Je pensais lever le pied cette année, ne faire que quelques piges, mais vu le peu d’enduro ( Actuellement) cette année, je vais faire le championnat entier (Rire)

J’organise aussi des sorties de trois à quatre jours par session en groupe au rythme de plus ou moins huit à l’année, en Espagne et en Italie. Au programme, de l’enduro dans des cadres superbes et après l’effort, le plaisir des papilles entre amis enduristes.

Plus d’infos sur les week-ends de Cédric  ICI

 

Quelle serait ta saison idéale par rapport à ton programme ?
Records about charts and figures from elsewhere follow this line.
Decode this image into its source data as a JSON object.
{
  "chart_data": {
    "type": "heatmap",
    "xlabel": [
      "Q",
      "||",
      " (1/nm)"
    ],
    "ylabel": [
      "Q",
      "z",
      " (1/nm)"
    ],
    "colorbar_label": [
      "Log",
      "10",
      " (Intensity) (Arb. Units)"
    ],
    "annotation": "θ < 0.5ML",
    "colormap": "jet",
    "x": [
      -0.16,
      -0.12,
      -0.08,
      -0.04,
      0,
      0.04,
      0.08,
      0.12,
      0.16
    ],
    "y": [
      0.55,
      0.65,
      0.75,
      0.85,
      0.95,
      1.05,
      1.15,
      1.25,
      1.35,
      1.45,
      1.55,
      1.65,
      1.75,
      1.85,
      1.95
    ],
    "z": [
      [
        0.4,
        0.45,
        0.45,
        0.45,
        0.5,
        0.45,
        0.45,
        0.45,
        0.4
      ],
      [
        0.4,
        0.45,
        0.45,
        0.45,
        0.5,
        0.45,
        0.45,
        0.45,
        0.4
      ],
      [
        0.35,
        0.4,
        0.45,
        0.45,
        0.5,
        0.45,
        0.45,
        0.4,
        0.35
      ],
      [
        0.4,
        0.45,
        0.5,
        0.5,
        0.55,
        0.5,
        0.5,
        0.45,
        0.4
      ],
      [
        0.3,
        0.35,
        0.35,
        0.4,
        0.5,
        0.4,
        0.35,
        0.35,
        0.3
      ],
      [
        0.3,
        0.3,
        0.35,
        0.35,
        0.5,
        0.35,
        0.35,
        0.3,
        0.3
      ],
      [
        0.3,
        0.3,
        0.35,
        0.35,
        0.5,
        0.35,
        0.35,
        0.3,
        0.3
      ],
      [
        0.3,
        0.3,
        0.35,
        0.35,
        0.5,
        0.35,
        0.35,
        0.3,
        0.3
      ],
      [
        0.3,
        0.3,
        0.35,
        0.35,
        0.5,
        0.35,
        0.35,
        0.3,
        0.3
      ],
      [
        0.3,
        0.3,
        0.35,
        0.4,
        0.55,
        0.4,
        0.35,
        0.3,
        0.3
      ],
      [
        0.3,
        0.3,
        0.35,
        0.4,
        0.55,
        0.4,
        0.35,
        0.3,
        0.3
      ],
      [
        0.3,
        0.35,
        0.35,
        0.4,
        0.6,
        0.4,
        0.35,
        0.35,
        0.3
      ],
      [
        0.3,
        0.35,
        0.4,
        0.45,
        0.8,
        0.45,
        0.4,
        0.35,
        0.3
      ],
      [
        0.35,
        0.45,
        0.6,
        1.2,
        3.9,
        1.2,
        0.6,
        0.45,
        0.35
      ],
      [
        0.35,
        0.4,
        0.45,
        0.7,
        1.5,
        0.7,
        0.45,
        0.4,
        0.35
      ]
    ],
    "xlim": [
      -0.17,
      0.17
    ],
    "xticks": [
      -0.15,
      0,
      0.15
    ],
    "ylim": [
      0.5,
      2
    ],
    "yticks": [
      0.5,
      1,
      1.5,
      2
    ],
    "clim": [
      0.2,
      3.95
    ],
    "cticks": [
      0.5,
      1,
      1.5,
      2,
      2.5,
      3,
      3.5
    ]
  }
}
Prendre du plaisir, pas de blessures et pourquoi pas aller chercher un titre… Et bien sur, de belles sorties « enduro-gastronomie » comme dit juste avant. 

 

Ton meilleur souvenir (de tous) ?

J’en ai vraiment deux, le premier est ma première victoire en GP à Namur en 2003 et le second, c’est en 2004, à Valkenswaard, je fais 1 et 2 en manches, ex aequo avec Stephane (Everts) et mon fils naît le soir même. Deux moments très forts!

 

Ton pire moment (de tous) ?

Je n’en ai pas spécialement un de pire…, les blessures! Ce sont toujours des moments difficiles et durs! Surtout quand ça met un frein à une saison ou pire, la fin à une carrière.

J’ai aussi une pensée pour mon père, parti beaucoup trop tôt…!

 

Comment vois-tu ton avenir et celui de la discipline à court, moyen, et long terme ?

On dépend toujours d’un pays qui ne fait rien pour ses sportifs, toutes disciplines comprises, à part peut-être le comité olympique ou ça se passe plus ou moins bien parce que c’est reconnu et qu’il y a toujours du budget, mais pour ce qui est des sports mécaniques, c’est le néant!

Alors, soit un jour il y aura une sonnette d’alarme et une prise de conscience, soit nous allons mourir comme ça, à petit feu! Tant qu’il n’y aura pas une prise de conscience globale, un budget alloué par l’état et des terrains mis à dispositions, on continuera à se battre contre un mur!

 

Combien de temps te vois-tu continuer à pratiquer ce sport ?

Ecoute, chaque année je me remets en question, chaque année je dis: c’est la dernière! Cela fait 5 ans que c’est la dernière!

Et chaque année, on me donne du bon matériel, on me motive et je remets le couvert! Un jour, ça va bien finir par me fatiguer…

Mais bon, on va dire que tant que j’aurai le niveau et que je ne suis pas lassé de tout ça, je serai sur une moto (Rire)

 

Quels sont tes sponsors et aides pour la saison ?

→ Yamaha Belgique

→ MX-Action

→ Lazer

→ Acerbis

→ Sidi

 

As-tu des personnes à remercier, à mettre en lumière ?

AU point de vue sportif: Philippe Blondiau (MX-Action) Pour le bon matos, le suivi,… et Yamaha qui est une équipe familiale, avec Pierre (Gillion) entre autre.

Pour le privé, ma compagne Elise qui supporte et me supporte, mes deux mecs, l’aspect familial est très important pour moi.

Et toutes les personnes autour de moi, qui me supporte de près ou de loin.

 

 

Merci d’avoir joué le jeu et d’avoir répondu à mes questions, je te souhaite une excellente saison 2017.

Merci à toi Chris, c’était sympa et à bientôt.